Dans la fosse Roberto Rizzi Brignoli veille au grain et ce dès l’ouverture, où il fait entendre toute la malice d’un compositeur de vingt-cinq ans qui ose défier sur son propre terrain un aîné considéré comme un grand maître et dont Le barbier de Séville passait pour un chef d’œuvre inégalable. Qui pourrait douter, à entendre les premières mesures, que l’œuvre nouvelle qu’il écoute va se couler dans le sillage de Paisiello ? Et puis c’est le choc de la rupture qui décoiffe : la musique nouvelle s’affiche.
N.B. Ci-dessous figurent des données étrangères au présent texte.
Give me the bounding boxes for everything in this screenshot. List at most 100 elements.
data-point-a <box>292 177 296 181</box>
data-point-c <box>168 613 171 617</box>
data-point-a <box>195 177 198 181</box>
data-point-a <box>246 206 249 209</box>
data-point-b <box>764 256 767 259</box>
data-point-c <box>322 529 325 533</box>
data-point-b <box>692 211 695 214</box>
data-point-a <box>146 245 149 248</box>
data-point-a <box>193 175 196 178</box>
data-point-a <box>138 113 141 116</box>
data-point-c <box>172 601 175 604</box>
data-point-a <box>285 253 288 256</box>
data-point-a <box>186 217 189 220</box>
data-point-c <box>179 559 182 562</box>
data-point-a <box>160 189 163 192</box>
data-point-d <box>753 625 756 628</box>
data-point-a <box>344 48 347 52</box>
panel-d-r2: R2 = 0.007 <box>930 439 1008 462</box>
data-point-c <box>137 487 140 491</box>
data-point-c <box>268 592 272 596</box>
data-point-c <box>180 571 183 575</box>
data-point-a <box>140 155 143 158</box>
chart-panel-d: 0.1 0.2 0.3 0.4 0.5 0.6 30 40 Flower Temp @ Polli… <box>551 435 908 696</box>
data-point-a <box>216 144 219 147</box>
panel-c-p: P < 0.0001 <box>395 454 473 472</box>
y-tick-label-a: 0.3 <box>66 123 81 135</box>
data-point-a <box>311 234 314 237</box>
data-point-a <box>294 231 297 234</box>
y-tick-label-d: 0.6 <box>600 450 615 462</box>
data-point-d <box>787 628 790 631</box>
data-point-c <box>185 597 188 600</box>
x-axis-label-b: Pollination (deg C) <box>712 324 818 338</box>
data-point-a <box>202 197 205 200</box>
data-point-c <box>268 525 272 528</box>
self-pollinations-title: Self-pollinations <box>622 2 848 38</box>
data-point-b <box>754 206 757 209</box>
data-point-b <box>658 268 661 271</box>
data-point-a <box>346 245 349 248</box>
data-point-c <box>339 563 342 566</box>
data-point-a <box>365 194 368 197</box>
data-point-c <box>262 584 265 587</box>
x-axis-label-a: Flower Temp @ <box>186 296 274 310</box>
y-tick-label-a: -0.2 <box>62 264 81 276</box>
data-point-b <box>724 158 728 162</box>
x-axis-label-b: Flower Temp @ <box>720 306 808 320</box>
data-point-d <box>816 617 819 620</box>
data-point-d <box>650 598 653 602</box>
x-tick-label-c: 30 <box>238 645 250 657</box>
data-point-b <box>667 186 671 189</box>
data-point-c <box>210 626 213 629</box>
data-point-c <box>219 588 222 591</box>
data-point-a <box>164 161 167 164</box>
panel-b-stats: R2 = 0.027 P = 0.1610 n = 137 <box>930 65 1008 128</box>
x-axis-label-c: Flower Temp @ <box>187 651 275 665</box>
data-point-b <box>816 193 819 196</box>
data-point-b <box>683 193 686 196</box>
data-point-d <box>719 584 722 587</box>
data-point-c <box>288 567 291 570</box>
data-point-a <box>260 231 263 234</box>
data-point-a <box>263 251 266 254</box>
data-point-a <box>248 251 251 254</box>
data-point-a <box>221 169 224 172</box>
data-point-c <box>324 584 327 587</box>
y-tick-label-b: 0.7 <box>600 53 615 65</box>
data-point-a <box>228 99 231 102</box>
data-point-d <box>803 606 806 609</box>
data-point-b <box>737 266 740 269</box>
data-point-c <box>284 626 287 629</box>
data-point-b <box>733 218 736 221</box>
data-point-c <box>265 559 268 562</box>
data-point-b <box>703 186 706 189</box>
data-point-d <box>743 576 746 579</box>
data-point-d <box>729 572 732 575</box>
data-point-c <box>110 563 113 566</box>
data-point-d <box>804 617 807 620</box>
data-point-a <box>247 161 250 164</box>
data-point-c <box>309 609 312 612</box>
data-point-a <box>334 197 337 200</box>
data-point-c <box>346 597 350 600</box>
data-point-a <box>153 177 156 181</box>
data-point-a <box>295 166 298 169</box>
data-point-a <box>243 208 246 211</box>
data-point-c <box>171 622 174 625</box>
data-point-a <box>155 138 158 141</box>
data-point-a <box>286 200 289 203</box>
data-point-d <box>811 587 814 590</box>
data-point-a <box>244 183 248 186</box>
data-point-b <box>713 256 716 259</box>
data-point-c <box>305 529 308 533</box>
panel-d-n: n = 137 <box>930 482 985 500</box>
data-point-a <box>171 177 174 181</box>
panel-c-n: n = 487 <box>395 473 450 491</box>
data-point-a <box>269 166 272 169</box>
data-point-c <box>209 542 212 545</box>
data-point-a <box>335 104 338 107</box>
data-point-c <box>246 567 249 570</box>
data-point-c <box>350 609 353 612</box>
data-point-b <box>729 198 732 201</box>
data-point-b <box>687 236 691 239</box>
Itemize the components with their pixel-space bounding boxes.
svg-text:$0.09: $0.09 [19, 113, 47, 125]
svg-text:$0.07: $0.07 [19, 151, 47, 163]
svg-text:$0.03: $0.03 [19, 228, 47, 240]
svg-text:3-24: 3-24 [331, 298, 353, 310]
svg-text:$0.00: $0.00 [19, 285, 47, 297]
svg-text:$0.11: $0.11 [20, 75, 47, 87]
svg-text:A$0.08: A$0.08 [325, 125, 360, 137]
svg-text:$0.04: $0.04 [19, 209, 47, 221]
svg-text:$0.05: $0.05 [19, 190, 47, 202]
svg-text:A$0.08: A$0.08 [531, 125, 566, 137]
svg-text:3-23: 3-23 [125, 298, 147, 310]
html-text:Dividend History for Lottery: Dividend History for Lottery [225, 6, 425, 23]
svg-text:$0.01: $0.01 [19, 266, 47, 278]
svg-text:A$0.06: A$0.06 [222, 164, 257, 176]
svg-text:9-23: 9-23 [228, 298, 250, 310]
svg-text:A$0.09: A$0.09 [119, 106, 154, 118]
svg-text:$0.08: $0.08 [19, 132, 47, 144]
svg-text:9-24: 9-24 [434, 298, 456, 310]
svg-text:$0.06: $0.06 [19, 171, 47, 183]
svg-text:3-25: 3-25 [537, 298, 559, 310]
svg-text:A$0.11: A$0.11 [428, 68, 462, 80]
Peu d’œuvres de Rossini, probablement, sont musicalement autant autobiographiques. Le chef d’orchestre sait faire entendre le passage d’une conception surannée à l’explosion vitale du jeune compositeur, en menant à bien l’accélération et le crescendo qui, la première surprise passée, feront triompher l’œuvre à Rome. A Marseille, dans les conditions décrites ci-dessus, le triomphe s’est renouvelé.